Without trust, there are no partnerships, no referrals, no opportunities, and no business.
But trust comes with risk.
Sometimes trust is rewarded.
Sometimes trust is broken.
I learned that lesson while building a radio program for the Latino community.
One day I received a phone call from a man I had never met.
He said, “I’ve been asking around town who the movers and shakers are in the Latino community, and your name keeps coming up.”
I laughed.
“I wouldn’t call myself a mover and shaker,” I told him.
He then made me an offer.
He wanted me to start a radio program on one station and, after six months, move the show to another station.
There was only one problem.
I knew nothing about radio.
I told him exactly that.
“You don’t know me, and I don’t know anything about radio.”
Yet he trusted me enough to give me the opportunity.
As I shared in my previous B2R article, with the help of relationships, the program came to life.
But this story isn’t about the opportunity.
It’s about trust.
During that time, I shared details of the upcoming move with another community leader I trusted. I believed he was a friend and an ally.
Months later I received devastating news.
The radio station deal had disappeared.
The community leader I trusted had approached the station, presented himself as part of my organization, and signed a contract for his own radio program.
The opportunity I had been working toward was gone.
My team was furious.
Some wanted legal action.
Others wanted retaliation.
I understood their anger.
I had trusted someone who didn’t deserve it.
But I also believed something else.
What belongs to me will come back.
So we continued our work.
We focused on our mission.
We refused to spend our energy attacking someone else.
Ironically, the new radio host spent plenty of time attacking us.
Without mentioning our organization by name, he regularly criticized our group and stirred division within the community.
Each time my team wanted to respond.
Each time I told them to wait.
Not because I was weak.
Because timing matters.
Months later, circumstances changed.
Information surfaced showing that our organization had acted responsibly during a difficult situation involving another community member.
At the same time, the radio host continued using his platform to attack people and create conflict.
Instead of reacting emotionally, we gathered facts.
We documented what was happening.
Then we scheduled a meeting with the radio station owner.
When we sat down together, I didn’t demand anything.
I didn’t threaten anyone.
I didn’t ask for revenge.
I simply presented the truth.
The owner listened.
He apologized for what had happened.
Then he said something I’ll never forget.

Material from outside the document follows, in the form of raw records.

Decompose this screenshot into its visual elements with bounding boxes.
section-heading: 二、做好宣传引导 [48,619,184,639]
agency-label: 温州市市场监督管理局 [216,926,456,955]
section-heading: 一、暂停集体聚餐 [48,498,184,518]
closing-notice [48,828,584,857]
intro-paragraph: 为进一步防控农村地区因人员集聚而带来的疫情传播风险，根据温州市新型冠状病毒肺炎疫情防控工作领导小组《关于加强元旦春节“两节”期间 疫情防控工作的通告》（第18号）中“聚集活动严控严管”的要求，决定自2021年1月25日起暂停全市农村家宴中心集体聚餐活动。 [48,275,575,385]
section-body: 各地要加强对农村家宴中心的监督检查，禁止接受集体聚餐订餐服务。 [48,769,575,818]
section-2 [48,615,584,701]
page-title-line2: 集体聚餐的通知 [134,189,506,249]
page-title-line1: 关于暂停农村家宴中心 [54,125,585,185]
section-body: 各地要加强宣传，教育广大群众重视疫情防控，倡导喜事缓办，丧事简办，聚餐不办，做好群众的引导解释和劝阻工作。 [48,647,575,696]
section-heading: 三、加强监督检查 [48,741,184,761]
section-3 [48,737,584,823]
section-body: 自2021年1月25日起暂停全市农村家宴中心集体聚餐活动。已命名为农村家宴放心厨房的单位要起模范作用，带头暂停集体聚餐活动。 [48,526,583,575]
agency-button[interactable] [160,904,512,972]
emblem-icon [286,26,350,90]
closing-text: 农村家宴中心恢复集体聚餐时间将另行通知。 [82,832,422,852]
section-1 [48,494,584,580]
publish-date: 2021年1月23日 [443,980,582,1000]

“You could have come in here demanding the radio slot. Instead, you were professional.”
By the end of that meeting, he offered our team the radio program.
The very opportunity that had been taken away had returned.
Not through anger.
Not through revenge.
Through patience, professionalism, and integrity.
That experience taught me one of the most important lessons of B2R.
Trust does not mean everyone is trustworthy.
Some people will disappoint you.
Some people will misuse your confidence.
Some people will try to take what you’ve built.
But broken trust should not make us stop trusting altogether.
The answer isn’t bitterness.
The answer is wisdom.
Trust the right people.
Learn from the wrong people.
Keep your integrity.
And remember that relationships built on honesty and respect tend to outlast relationships built on manipulation and self-interest.
I still believe what I believed back then.
What belongs to you has a way of finding its way back.
In business, opportunities come and go. Contracts can be lost. Deals can fall apart. People can disappoint us.
But trust has a way of opening doors that contracts never could.
I lost a radio program because I trusted the wrong person.
I got it back because the right people trusted me.